1. Hire the Right People

Some reports indicate that the typical job experience turnover rates here are as high as 30%-40% every year. This kind of turnover is expensive and demoralizing. One way to reduce it is to make changes in your hiring process.

Your candidates must have a better understanding of what they’re getting into when they consider taking a call center job. You can do your best to explain the daily schedule of the job. But, if your candidate is desperate, they’ll take it, figuring they can hold onto it until something better comes along. Meanwhile, you’re investing in their training. Then, when you lose them, you’ll have to start all over again.

A better way to screen for these employees is to give them a sales aptitude test. Comprehensive assessments are even better because you can filter for what motivates candidates. Candidates often need clarification and will tell you what they think you want to hear. The sales assessment test results for call center operations also allow you to determine how a candidate behaves in a work and team environment and whether they’ll be a good fit for your organization.

For example, Gen Z workers are focused on financial stability. This generation is also very visual. So, offering videos to give them an idea of what the job entails will help them understand what they’ll be doing on a daily basis. They also need to know how the skills they learn on the job will help with their future. 

Take the time to explain how you’ll help them with career development, and you may be able to interest more Gen Zers in your open positions in call center management. Keep in mind that 35% of sales reps who participated in our Voice of the Sales Rep survey remarked that professional development is a key way for the current employer to motivate employees to take on tasks they don’t want to do.

2. Provide Incentives

Some experts recommend that managers set up a competition between internal teams. That strategy might work as long as everyone follows the rules. It might also work when your sales call center agents are selling a commodity versus a complex service. Remember that regular incentives, done biweekly or monthly, may keep people more engaged than an annual bonus program. 

3. Offer Job Flexibility

Employees of all ages appreciate job flexibility. It can come in the form of work schedules. Parents who are trying to share the care of young children will enjoy being able to set the work hours that best suit their calendar.
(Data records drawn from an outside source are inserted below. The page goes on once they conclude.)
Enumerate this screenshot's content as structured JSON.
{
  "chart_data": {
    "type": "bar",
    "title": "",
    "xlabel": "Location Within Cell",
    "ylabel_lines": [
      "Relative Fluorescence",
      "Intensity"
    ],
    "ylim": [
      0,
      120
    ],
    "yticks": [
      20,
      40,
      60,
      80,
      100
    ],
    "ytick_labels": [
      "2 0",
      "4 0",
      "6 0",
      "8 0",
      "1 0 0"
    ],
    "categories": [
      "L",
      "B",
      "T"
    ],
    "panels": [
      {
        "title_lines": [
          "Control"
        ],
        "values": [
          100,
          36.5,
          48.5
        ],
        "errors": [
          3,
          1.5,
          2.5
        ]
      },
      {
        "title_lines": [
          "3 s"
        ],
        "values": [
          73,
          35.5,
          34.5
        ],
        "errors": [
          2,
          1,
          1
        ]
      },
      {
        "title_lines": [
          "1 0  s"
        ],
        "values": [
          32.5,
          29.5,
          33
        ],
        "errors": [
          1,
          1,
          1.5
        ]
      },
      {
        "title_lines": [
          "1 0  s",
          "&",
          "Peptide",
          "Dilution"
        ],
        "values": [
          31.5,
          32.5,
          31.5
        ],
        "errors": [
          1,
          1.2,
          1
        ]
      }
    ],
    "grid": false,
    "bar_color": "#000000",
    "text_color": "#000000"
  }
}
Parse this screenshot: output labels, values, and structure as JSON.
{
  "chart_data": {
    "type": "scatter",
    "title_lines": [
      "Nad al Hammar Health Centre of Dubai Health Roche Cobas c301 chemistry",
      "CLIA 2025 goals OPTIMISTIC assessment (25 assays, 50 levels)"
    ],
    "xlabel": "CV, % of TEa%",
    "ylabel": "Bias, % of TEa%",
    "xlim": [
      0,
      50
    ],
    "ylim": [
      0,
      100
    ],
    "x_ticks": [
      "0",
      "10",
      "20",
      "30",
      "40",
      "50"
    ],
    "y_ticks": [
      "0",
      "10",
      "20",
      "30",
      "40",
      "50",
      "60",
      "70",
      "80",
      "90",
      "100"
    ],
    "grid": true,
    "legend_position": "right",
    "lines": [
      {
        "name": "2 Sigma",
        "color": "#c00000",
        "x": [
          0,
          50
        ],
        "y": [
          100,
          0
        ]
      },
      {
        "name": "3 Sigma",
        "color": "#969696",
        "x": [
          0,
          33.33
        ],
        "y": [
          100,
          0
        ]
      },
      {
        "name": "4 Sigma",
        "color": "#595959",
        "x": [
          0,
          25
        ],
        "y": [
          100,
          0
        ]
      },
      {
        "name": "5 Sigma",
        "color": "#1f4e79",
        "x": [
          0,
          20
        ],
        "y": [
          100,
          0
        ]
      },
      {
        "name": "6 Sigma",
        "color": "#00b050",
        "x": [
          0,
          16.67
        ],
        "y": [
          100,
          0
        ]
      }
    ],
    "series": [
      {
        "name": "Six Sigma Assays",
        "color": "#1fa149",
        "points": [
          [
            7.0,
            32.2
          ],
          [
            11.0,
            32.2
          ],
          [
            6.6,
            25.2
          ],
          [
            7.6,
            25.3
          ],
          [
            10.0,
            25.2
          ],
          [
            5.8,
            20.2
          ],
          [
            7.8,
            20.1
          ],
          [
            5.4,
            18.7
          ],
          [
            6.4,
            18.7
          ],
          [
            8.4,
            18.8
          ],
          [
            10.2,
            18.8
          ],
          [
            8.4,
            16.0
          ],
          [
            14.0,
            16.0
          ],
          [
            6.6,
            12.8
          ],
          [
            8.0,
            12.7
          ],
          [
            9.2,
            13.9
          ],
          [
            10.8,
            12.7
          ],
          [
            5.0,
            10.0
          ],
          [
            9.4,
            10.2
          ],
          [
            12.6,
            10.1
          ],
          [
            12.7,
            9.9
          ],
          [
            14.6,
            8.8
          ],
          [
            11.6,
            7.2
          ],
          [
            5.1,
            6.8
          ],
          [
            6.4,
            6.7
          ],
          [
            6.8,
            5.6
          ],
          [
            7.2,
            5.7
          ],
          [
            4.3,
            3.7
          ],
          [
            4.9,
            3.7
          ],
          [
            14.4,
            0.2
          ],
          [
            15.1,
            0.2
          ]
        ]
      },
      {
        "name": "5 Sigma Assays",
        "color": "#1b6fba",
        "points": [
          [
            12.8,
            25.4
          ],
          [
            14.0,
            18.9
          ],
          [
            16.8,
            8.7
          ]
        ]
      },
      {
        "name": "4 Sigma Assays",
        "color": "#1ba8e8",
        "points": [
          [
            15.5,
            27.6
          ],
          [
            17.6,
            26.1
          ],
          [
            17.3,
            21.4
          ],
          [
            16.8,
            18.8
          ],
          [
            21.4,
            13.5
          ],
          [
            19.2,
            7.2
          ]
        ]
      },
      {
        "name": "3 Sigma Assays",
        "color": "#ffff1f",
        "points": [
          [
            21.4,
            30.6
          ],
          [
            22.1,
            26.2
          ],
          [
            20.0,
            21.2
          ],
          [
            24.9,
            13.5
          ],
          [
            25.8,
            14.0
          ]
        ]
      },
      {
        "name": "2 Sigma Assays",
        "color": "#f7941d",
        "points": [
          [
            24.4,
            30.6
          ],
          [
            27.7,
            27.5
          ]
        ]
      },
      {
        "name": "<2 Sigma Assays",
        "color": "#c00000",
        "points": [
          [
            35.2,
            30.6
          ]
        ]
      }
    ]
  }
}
Another aspect of job flexibility is all about performing tasks. Have your existing or departing sales call center agents complained about the tedious nature of cold calling during their 8‑hour shift? If so, think about whether there’s another way to structure positions. At some companies, having reps split the time between cold calling and handling customer service questions may be possible.

4. Coaching Tips

Leading your team to a higher sales level won't be easy. But if you commit to hiring the right employees and use call center-​specific coaching tips, you'll have taken an important first step. These include working with each rep on the skills they need to improve. Changing up the culture with activities like gamification and contests and reminding reps of how the work they do every day connects to the larger company mission will also make a huge difference for the bottom line.